A substancialidade da substância vai receber agora uma interpretação nova e é esta modificação que constitui os tempos modernos. A substancialidade, o vimos, é desde sempre, intimamente ligada à ideia de presença. Por um lado esta presença foi visualizada desde o início de maneira ambígua, ao mesmo tempo no surgimento e na permanência. Por outro lado, o surgimento, o aparecer, pode ser entendido de duas maneiras: ou o aparecer vem da ação das coisas mesmas: Vorschein, dizem os alemães. É assim que a visualizavam a Antiguidade e a Idade Média e é o que constitui seu “realismo”. Ou o aparecer se faz pelo homem, na objetivação e na representação — Anschein —. É a maneira pela qual o concebem os tempos modernos. Seria certamente falso dizer que para os gregos ou os medievais os problemas de conhecimento e de saber não desempenhavam nenhum papel e que os modernos não viam na verdade um desvelamento das coisas por elas mesmas. Assim de um lado, o ente surge e se inserindo nesta zona clareada que abriu a aparição do ser mas que parece aqui estendida ao mundo onde o homem pode encontrar a todo tempo tudo isto que é; de outro lado, a metafísica moderna não cessa de encontrar seu solo verdadeiro no aparecer do ente, pois é este aparecer que, desvelado pelo homem, se identifica a sua representação.
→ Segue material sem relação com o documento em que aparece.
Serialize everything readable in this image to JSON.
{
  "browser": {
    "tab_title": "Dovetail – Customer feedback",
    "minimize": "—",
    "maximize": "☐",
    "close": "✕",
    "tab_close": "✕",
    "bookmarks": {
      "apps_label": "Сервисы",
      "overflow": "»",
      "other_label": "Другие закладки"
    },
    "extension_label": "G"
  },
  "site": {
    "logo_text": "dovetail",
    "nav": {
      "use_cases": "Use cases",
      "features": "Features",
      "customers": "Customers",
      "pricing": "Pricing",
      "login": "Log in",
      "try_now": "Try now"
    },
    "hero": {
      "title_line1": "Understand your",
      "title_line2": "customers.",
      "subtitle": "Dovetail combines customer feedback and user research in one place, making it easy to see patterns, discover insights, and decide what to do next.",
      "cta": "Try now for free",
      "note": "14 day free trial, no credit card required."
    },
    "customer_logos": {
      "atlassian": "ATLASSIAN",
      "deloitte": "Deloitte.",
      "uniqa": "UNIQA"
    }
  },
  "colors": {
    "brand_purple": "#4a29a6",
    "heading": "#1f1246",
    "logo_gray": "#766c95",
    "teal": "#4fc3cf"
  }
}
É com efeito esta palavra “representação” que traduz a descoberta de Descartes concernente ao aparecer e a presença do presente. Trata-se para o eu de se representar isso que é e de se representar ao mesmo tempo si mesmo a si mesmo. Como a coisa encontrada pelo eu toma lugar em face dele em uma presença? É que ela não poderia ser aportada ao eu senão que lhe seja relacionada e representada, senão que ela lhe seja presente. Doravante, teremos uma imagem do mundo. Toda época da história não comporta necessariamente uma representação do mundo e não tem dela nem mesmo a ideia, pois esta preocupação caracteriza um momento do pensamento. A Idade Média a ignorava, como testemunham suas obras de arte cuja verdade decorria da correspondência imediata de todas as coisas a seu Criador. A Antiguidade não tinha também esta preocupação de uma imagem do mundo. No logos original, no “instante” — Augen-Blick — que marca a abertura do campo de presença e a instituição do tempo, o ente não ente somente porque o homem o olha, ele mesmo tem olhar ao homem.
No seio desta dimensão original, é o comum brotar do ser e do pensamento que suscita um para o outro e um pelo outro, o homem e o mundo. Tudo é tomado em uma unidade que os torna inseparáveis e envelopa até seu combate, seu polemos. Tal era o homem grego.